25 de octubre de 2010

Yonqui

“Le pedí que viniera a mi apartamento para darnos un toque. Cuando llegamos a mi casa saqué el instrumental, que no había usado desde hacía cinco meses.

—Si no estás enganchado, es mejor que andes con tiento con este material —me previno—. Es muy fuerte.

Medí como unos dos tercios de cápsula.

—Sobra con la mitad —me dijo—. Es muy fuerte, de veras.
—Así está bien —dije yo. Pero en cuanto saqué la aguja de la vena comprendí que no estaba bien. Noté un suave golpe en el corazón. La cara de Pat comenzó a ponerse negra por los bordes, y el negro se extendió hasta cubrirle todo el rostro. Sentí que mis ojos giraban en sus órbitas.

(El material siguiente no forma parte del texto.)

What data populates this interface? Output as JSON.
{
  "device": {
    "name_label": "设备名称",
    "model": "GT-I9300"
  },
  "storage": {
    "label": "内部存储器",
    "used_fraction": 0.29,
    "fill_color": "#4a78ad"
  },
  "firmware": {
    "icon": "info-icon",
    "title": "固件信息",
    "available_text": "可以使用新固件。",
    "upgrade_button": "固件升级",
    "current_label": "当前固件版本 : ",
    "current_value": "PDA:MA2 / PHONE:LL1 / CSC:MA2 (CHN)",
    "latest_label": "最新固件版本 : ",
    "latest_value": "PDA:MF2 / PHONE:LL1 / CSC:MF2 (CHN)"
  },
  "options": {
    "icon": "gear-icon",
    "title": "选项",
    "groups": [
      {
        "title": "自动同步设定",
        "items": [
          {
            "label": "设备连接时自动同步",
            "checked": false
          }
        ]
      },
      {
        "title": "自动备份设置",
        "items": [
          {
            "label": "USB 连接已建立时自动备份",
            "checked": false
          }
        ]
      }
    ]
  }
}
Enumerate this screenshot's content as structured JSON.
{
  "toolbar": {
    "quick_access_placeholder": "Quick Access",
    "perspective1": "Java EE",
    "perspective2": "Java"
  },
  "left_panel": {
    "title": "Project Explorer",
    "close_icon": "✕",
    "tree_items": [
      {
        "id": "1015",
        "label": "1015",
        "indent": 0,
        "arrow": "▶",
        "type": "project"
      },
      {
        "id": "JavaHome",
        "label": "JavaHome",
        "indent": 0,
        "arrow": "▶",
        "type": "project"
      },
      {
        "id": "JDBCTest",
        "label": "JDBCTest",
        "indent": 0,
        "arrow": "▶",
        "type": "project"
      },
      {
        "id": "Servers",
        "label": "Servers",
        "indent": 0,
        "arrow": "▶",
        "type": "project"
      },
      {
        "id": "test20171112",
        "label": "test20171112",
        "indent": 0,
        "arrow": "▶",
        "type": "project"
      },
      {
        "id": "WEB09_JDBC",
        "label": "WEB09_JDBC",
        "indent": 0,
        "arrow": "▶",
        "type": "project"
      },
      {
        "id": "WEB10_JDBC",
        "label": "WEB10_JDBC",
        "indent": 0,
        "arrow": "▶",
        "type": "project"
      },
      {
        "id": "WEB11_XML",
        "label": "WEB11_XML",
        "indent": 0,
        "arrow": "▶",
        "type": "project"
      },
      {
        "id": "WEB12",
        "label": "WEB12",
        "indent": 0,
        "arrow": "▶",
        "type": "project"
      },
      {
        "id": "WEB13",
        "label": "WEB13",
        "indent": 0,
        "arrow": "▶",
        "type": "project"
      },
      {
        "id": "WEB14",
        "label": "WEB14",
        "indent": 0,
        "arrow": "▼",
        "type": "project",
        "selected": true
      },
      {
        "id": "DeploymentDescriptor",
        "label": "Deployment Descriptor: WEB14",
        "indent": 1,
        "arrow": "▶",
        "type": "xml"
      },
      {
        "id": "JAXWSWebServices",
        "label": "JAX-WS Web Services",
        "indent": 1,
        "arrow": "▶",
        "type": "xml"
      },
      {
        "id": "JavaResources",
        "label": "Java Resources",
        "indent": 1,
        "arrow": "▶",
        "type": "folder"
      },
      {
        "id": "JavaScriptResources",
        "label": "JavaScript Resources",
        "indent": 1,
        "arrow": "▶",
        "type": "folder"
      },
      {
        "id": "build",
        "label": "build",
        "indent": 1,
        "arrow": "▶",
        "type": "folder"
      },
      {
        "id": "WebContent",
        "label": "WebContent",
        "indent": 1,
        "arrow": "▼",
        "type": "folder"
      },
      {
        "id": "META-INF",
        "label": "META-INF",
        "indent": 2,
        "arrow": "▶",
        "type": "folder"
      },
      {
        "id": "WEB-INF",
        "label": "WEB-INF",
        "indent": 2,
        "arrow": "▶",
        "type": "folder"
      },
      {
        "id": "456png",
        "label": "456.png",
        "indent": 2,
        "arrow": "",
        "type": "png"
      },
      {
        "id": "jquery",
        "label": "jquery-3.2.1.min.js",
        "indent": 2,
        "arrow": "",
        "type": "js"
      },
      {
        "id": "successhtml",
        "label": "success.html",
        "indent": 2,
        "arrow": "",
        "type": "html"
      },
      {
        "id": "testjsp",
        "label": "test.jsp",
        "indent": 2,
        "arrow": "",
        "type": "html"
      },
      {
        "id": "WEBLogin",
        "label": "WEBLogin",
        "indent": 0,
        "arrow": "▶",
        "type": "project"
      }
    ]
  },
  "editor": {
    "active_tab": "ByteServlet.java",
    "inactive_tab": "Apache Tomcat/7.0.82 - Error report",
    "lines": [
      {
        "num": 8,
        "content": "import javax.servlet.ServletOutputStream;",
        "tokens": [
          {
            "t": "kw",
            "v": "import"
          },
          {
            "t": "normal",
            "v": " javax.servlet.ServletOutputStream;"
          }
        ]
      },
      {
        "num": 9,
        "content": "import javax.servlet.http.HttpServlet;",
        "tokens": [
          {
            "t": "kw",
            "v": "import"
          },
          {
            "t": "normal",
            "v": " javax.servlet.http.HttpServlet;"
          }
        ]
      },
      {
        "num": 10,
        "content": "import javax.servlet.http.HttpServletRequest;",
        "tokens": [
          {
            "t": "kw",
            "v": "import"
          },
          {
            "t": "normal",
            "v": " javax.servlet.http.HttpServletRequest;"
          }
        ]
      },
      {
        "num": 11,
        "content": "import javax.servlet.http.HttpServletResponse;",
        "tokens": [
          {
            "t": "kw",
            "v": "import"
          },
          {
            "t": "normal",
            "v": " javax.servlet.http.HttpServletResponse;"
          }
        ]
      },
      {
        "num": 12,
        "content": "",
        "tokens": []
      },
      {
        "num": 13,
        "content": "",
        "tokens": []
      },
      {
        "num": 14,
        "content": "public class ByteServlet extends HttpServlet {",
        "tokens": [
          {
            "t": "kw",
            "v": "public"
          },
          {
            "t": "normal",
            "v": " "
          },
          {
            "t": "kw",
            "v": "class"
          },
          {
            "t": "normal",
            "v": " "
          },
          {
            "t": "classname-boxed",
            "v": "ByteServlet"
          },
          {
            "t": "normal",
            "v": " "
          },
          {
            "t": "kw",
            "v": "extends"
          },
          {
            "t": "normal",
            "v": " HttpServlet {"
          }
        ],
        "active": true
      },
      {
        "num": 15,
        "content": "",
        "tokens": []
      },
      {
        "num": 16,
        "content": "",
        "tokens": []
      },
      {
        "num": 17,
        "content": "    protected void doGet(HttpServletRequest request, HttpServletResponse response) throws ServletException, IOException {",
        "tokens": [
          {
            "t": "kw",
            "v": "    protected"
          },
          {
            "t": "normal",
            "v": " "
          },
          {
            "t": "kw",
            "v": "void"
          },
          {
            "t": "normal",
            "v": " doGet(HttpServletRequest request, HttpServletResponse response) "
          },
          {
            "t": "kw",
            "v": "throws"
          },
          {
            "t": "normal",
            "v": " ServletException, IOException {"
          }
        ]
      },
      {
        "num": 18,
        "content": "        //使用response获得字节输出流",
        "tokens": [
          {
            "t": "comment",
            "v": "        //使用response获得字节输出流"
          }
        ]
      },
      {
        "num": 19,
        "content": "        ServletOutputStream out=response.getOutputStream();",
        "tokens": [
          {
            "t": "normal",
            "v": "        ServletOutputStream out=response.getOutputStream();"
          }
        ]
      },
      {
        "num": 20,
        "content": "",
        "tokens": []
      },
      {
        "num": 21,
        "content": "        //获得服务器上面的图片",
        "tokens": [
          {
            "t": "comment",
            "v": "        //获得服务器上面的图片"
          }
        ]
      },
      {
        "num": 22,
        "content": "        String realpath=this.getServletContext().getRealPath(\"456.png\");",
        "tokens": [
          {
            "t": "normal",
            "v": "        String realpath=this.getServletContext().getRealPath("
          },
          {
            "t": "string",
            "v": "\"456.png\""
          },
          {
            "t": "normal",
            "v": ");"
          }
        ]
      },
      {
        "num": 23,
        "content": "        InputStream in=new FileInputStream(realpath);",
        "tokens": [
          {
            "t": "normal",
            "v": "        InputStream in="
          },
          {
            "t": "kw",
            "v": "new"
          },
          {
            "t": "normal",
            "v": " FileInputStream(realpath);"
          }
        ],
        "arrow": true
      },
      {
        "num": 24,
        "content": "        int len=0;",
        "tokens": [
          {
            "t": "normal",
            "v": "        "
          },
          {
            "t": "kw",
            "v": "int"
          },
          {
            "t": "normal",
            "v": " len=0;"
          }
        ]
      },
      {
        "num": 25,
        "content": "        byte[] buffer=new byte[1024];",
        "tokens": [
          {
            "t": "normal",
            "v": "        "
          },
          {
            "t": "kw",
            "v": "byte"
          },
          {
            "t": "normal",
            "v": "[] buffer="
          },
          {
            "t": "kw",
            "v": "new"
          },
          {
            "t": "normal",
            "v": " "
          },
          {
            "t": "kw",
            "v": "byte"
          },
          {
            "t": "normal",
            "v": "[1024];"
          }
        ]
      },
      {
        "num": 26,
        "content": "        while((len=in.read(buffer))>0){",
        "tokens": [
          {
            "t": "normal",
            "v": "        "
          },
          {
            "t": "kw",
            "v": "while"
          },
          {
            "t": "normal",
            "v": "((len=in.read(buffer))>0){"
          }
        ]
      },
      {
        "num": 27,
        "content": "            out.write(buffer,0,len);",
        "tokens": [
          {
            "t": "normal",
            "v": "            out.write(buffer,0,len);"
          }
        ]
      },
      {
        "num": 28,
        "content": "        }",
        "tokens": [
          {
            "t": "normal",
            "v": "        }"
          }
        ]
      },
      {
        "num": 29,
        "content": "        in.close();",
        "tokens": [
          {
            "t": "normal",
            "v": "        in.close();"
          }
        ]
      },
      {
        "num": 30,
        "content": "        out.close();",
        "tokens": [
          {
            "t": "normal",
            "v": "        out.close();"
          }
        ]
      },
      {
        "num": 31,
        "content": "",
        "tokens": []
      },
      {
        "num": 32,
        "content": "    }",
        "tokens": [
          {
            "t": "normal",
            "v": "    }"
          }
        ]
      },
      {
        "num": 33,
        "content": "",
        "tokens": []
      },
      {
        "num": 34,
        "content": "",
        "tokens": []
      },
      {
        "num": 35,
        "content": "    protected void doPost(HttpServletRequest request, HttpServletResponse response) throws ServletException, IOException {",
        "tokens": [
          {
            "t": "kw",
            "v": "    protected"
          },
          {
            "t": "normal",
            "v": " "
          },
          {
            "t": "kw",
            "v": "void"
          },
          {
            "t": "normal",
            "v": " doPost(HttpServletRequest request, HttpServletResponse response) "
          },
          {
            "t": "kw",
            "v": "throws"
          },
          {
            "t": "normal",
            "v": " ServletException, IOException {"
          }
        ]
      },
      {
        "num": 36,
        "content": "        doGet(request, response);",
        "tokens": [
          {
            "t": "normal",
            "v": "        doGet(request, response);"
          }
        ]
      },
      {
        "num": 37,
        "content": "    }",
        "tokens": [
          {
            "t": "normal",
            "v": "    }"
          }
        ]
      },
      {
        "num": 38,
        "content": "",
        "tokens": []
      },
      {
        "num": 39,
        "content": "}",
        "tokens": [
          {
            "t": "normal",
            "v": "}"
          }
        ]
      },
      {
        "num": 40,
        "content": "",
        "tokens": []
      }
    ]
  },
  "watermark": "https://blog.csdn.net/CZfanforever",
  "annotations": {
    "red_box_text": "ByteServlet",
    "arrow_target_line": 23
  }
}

Recobré el conocimiento varias horas más tarde. Pat se había ido. Estaba tumbado en la cama, con el cuello desabrochado. Me puse de pie y caí de rodillas. Me sentía mareado y me dolía la cabeza. Del bolsillo interior me faltaban diez dólares. Supongo que debió de pensar que ya no los necesitaría.

A los pocos días me tropecé con Pat en aquel bar:

—¡Dios bendito! —dijo—. ¡Crecí que te habías muerto! Te aflojé el cuello y te froté la nuca con hielo y te pusiste completamente azul y pensé: «¡Dios bendito, este hombre se muere, tengo que largarme de aquí!».”